Janesville committee hears how curriculum, professional learning communities tie budget dollars to classroom gains
Get AI-powered insights, summaries, and transcripts
SubscribeSummary
The Janesville School District Finance, Buildings & Grounds Committee on May 20 heard a presentation from district finance and curriculum staff explaining how specific budget lines support classroom instruction, professional learning and materials.
The Janesville School District Finance, Buildings & Grounds Committee on May 20 heard a presentation from district finance and curriculum staff explaining how specific budget lines support classroom instruction, professional learning and materials.
District staff said the elementary-focused presentation highlighted a Harrison Elementary video showing teachers using professional learning communities (PLCs) and SAIL (School Administrators Institute for Transformative Leadership) practices to identify student needs, plan reteaching and use formative assessments. Dr. Allison DeGraaf and finance staff described the budgets and grants that pay for those materials and professional development.
The district tied recent curriculum investments and teacher supports to measurable gains. Staff reported a 12% increase in proficiency on a unit the district tracked year-to-year after expanding PLC processes, and a 9% increase in elementary math proficiency on state-aligned measures; presenters noted the district’s elementary math gains were about 4.5 percentage points higher than the state average for the period discussed.

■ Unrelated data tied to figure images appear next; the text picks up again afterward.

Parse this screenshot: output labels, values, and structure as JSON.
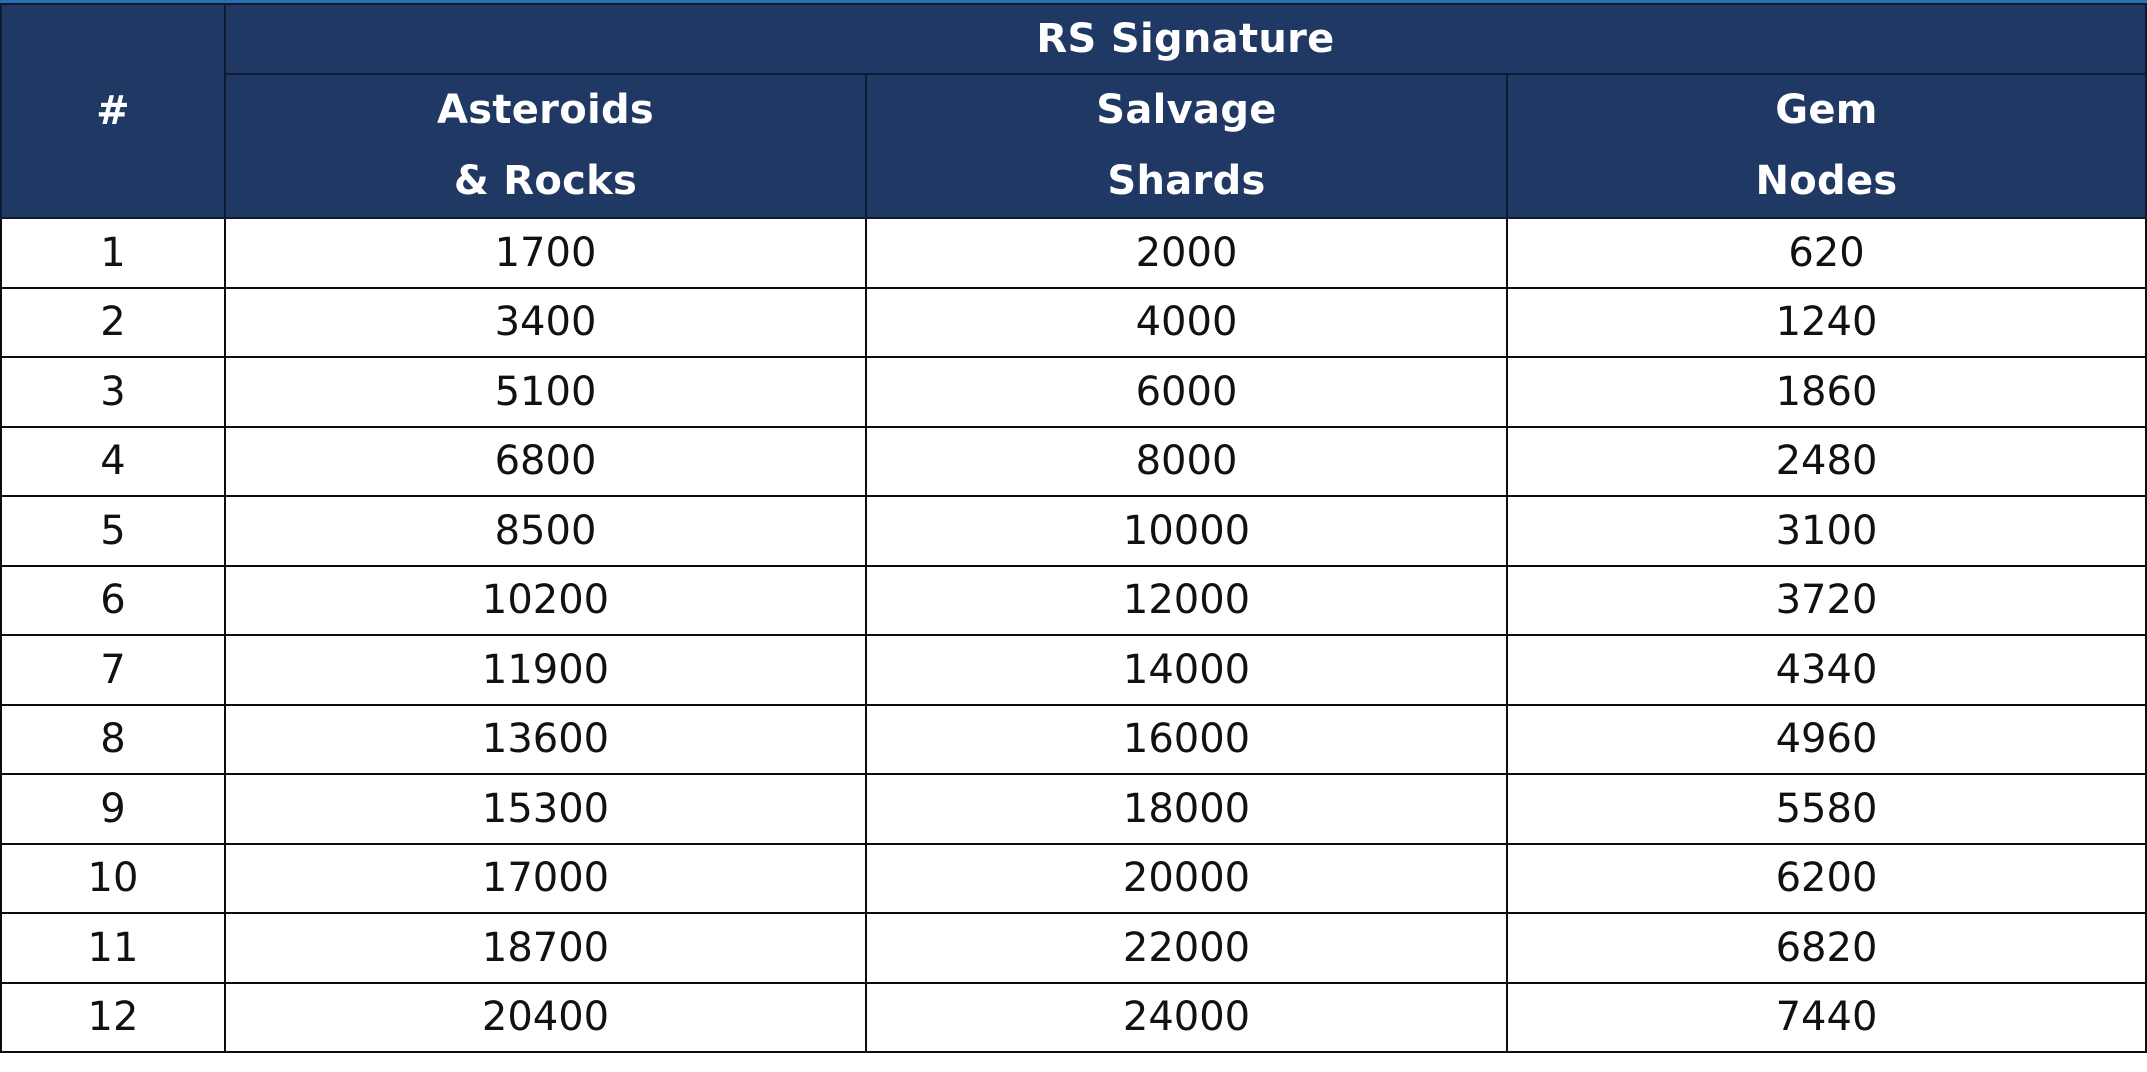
{
  "table": {
    "group_header": "RS Signature",
    "index_header": "#",
    "columns": [
      {
        "line1": "Asteroids",
        "line2": "& Rocks"
      },
      {
        "line1": "Salvage",
        "line2": "Shards"
      },
      {
        "line1": "Gem",
        "line2": "Nodes"
      }
    ],
    "rows": [
      {
        "n": "1",
        "asteroids": "1700",
        "salvage": "2000",
        "gem": "620"
      },
      {
        "n": "2",
        "asteroids": "3400",
        "salvage": "4000",
        "gem": "1240"
      },
      {
        "n": "3",
        "asteroids": "5100",
        "salvage": "6000",
        "gem": "1860"
      },
      {
        "n": "4",
        "asteroids": "6800",
        "salvage": "8000",
        "gem": "2480"
      },
      {
        "n": "5",
        "asteroids": "8500",
        "salvage": "10000",
        "gem": "3100"
      },
      {
        "n": "6",
        "asteroids": "10200",
        "salvage": "12000",
        "gem": "3720"
      },
      {
        "n": "7",
        "asteroids": "11900",
        "salvage": "14000",
        "gem": "4340"
      },
      {
        "n": "8",
        "asteroids": "13600",
        "salvage": "16000",
        "gem": "4960"
      },
      {
        "n": "9",
        "asteroids": "15300",
        "salvage": "18000",
        "gem": "5580"
      },
      {
        "n": "10",
        "asteroids": "17000",
        "salvage": "20000",
        "gem": "6200"
      },
      {
        "n": "11",
        "asteroids": "18700",
        "salvage": "22000",
        "gem": "6820"
      },
      {
        "n": "12",
        "asteroids": "20400",
        "salvage": "24000",
        "gem": "7440"
      }
    ]
  },
  "colors": {
    "header_bg": "#1f3864",
    "header_text": "#ffffff",
    "cell_bg": "#ffffff",
    "border": "#0d0d0d",
    "top_strip": "#2a6fb0"
  }
}
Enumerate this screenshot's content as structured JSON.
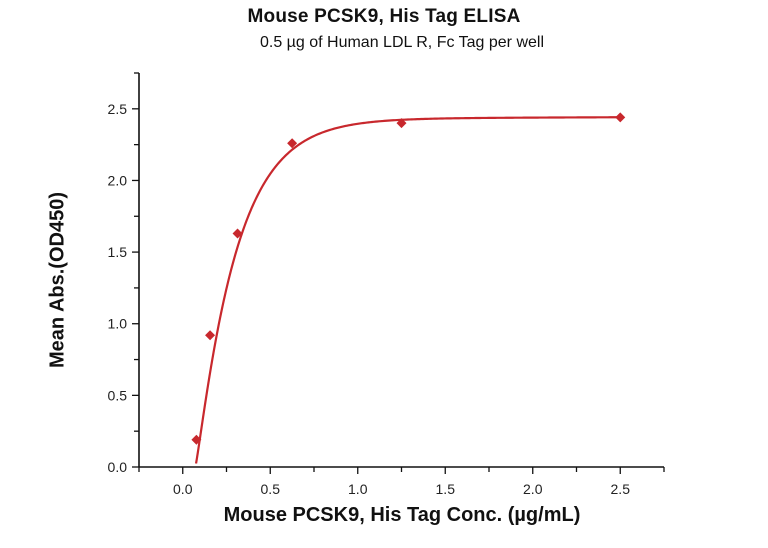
{
  "chart_data": {
    "type": "scatter",
    "title": "Mouse PCSK9, His Tag ELISA",
    "subtitle": "0.5 µg of Human LDL R, Fc Tag per well",
    "xlabel": "Mouse PCSK9, His Tag Conc. (µg/mL)",
    "ylabel": "Mean Abs.(OD450)",
    "xlim": [
      -0.25,
      2.75
    ],
    "ylim": [
      0.0,
      2.75
    ],
    "x_ticks": [
      "0.0",
      "0.5",
      "1.0",
      "1.5",
      "2.0",
      "2.5"
    ],
    "y_ticks": [
      "0.0",
      "0.5",
      "1.0",
      "1.5",
      "2.0",
      "2.5"
    ],
    "grid": false,
    "legend": null,
    "series": [
      {
        "name": "Mouse PCSK9, His Tag",
        "marker": "diamond",
        "color": "#c8282d",
        "fit": "4PL curve",
        "x": [
          0.078,
          0.156,
          0.313,
          0.625,
          1.25,
          2.5
        ],
        "values": [
          0.19,
          0.92,
          1.63,
          2.26,
          2.4,
          2.44
        ]
      }
    ]
  },
  "colors": {
    "series": "#c8282d",
    "axis": "#111111"
  }
}
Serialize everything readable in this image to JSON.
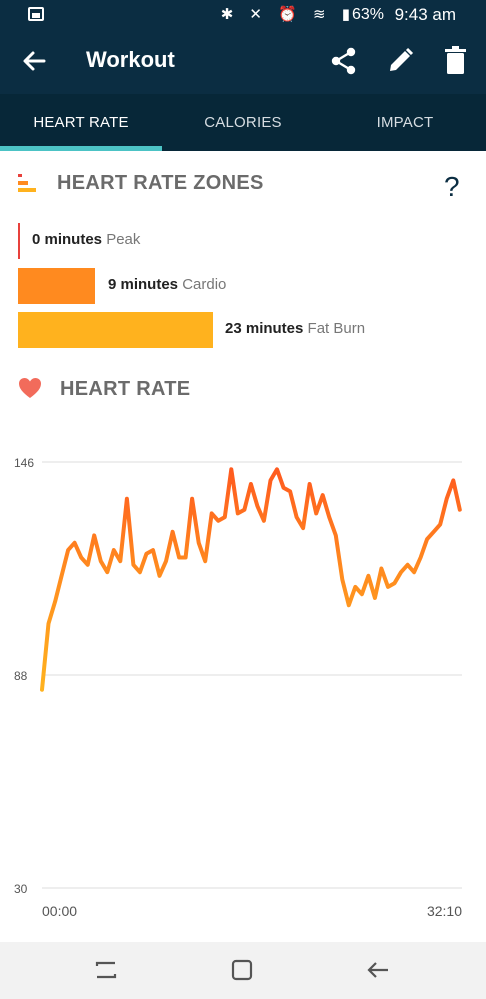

Presenters explained funding sources and what district spending purchases. Staff said the district used federal ESSER (Elementary and Secondary School Emergency Relief) funds and local dollars to adopt Bridges math and Wonders literacy curricula — a combined investment described as roughly $2 million — and that ongoing curriculum purchases are budgeted under Object 362 in the district accounting structure. In addition to curriculum and software, staff emphasized recurring expenditures on manipulatives, Chromebooks and staffing, and argued those line items support the classroom practices shown in the video.
Committee members and staff discussed how PLCs change instruction: teachers start with a unit assessment, determine a mastery target, analyze which students and standards need reteaching, plan targeted activities and use formative checks to confirm learning. Dr. DeGraaf noted the PLC process was used across K–12 and can help new or substitute teachers align with team expectations.
Finance staff placed the instructional spending in the broader fiscal context: the district books a large Fund 10-to-Fund 27 transfer each year to cover the local share of special education costs (staff said the budgeted transfer for the year is just over $15,000,000) and expects a receivable for local taxes of just over $10,000,000 that will be received after the fiscal year closes. Committee members asked for continued monthly reminders of what categories and object codes include the items shown in the presentation.
The committee did not take formal action on instructional spending at the meeting; staff said the financial summaries are incomplete and asked to return the documents for committee review when complete.
The presentation closed with staff thanking Harrison Elementary for the video and noting that principals and building teams have begun videotaping and reviewing their own PLC work as a professional‑development tool.